0

What is the best way to find the first unescaped occurrence of a character in a given string?

This is how I did it, but I have a feeling it's overly complicated.

/*
 * Just like strchr, but find first -unescaped- occurrence of c in s.
 */
char *
strchr_unescaped(char *s, char c) 
{
  int i, escaped;
  char *p;

  /* Search for c until an unescaped occurrence is found or end of string is
     reached. */
  for (p=s; p=strchr(p, c); p++) {
    escaped = -1;
    /* We found a c. Backtrace from it's location to determine if it is
       escaped. */
    for (i=1; i<=p-s; i++) {
      if (*(p-i) == '\\') {
        /* Switch escaped flag every time a \ is found. */
        escaped *= -1;
        continue;
      }
      /* Stop backtracking when something other than a \ is found. */
      break;
    }
    /* If an odd number of escapes were found, c is indeed escaped. Keep 
       looking. */
    if (escaped == 1) 
      continue;
    /* We found an unescaped c! */
    return p;
  }
  return NULL;
}
Robert Kajic
  • 8,689
  • 4
  • 44
  • 43
  • Depends on the definition of best, but your solution seems like more work than necessary. Rather that using strchr and backtracking (which looks at each backslash twice), you could read forward and keep track of state (escaped/unescaped), thus only looking at each character one time. – William Pursell Mar 13 '12 at 00:18
  • I see what you mean. On the other hand, this allows me to only test for escapes when I know it is really necessary. With your solution the cost of keeping track of escapes will be paid for every examined character, regardless of wether there are escapes or not. I guess which is better depends on the nature of the tested strings, i.e. the ratio of escaped characters. – Robert Kajic Mar 13 '12 at 00:57
  • Depends on what you mean by "cost". strchr() is looking at all of those characters that your code is avoiding checking for being an escape, so its not like they aren't being tested, although you would have to check each char for both c and \ (which doesn't seem very costly, though if you used a lookup table you could check both at once). – Scott Hunter Mar 13 '12 at 01:05

1 Answers1

1

If the search character is fairly rare, your approach is reasonable. Generally, C library routines like strchr are coded in tight machine language and will run faster than almost any loop you code in C. Some models of hardware have machine instructions for searching through blocks of memory; a C library routine that uses that will run much faster than any loop you can write in C.

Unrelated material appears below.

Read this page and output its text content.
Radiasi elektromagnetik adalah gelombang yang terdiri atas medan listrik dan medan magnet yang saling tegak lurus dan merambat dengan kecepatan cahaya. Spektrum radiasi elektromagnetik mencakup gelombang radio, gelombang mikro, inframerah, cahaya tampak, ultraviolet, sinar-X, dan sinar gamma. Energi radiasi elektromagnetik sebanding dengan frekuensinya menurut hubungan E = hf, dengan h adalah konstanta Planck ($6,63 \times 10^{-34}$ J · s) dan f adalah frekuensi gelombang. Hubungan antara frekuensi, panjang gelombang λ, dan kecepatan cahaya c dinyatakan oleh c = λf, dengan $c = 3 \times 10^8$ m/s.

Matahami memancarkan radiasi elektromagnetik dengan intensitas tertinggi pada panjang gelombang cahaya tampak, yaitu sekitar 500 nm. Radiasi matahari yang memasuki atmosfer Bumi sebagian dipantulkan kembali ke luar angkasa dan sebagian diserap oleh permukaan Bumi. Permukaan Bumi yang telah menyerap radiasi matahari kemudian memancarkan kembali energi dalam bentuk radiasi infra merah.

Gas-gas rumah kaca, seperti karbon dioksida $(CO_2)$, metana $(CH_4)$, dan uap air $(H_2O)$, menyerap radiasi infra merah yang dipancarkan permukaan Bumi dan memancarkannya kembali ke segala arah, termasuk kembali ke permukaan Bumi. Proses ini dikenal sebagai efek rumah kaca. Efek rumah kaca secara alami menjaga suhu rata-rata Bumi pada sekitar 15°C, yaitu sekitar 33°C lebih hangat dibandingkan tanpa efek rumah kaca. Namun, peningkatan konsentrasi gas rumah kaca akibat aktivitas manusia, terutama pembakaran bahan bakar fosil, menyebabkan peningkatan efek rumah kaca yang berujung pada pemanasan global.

To tighten up your approach a little, how about this:

#define isEven(a) ((a) & 1) == 0)

char* p = strchr( s, c );
while (p != NULL) {   /* loop through all the c's */
    char* q = p;   /* scan backwards through preceding escapes */
    while (q > s && *(q-1) == '\\')
        --q;
    if (isEven( p - q ))   /* even number of esc's => c is good */
        return p;
    p = strchr( p+1, c );   /* else odd escapes => c is escaped, keep going */
}
return null;
Peter Raynham
  • 647
  • 3
  • 6